Friday 3 June 2011

The EU's Hanoi Palace

Hanoi is rightly described by the guide books as 'the grand old dame of the orient'. With its large, almost European, boulevards, mist shrouded lakes and historic colonnaded buildings if you removed the heat and humidity you can sometimes feel as if you're in a French city.

South of the medieval Old Town - dusty, frenetic - is the French Quarter of elegance and refined modernity. It is here that you find shops such as Burberry, Prada and Gucci, 5 star international hotels and the embassy of the European Union.

The embassy is housed on a tree lined road with gleaming black Mercedes and BMW limos parked outside the finest restaurants. The property is a grand old French colonial villa set in extensive grounds and, unlike the Italian embassy opposite (which is less than half the size),  it has a fresh lick of paint and shiny new windows.
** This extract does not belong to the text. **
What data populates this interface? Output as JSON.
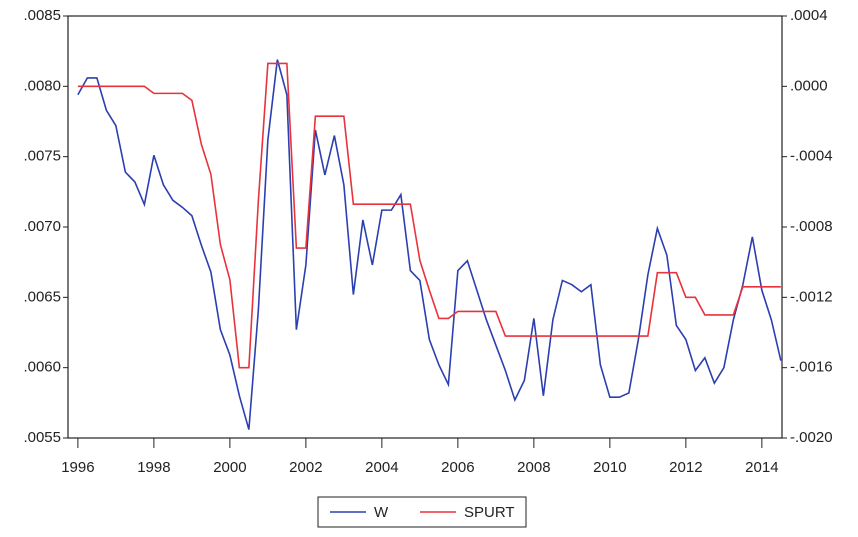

The absurdity of the self promoting monolith of the European Union never fails to amaze me - but this came close. Why does the EU need this amazing property at the heart of Hanoi's 'Beverley Hills'? How much does it cost European taxpayers and does anyone actually know? The worse thing of all is the EU will be replicating this exercise in capital city upon capital city all over the world. But, if you found yourself in trouble in paradise where would you turn? Would you head to the embassy of your home country or the EU palace?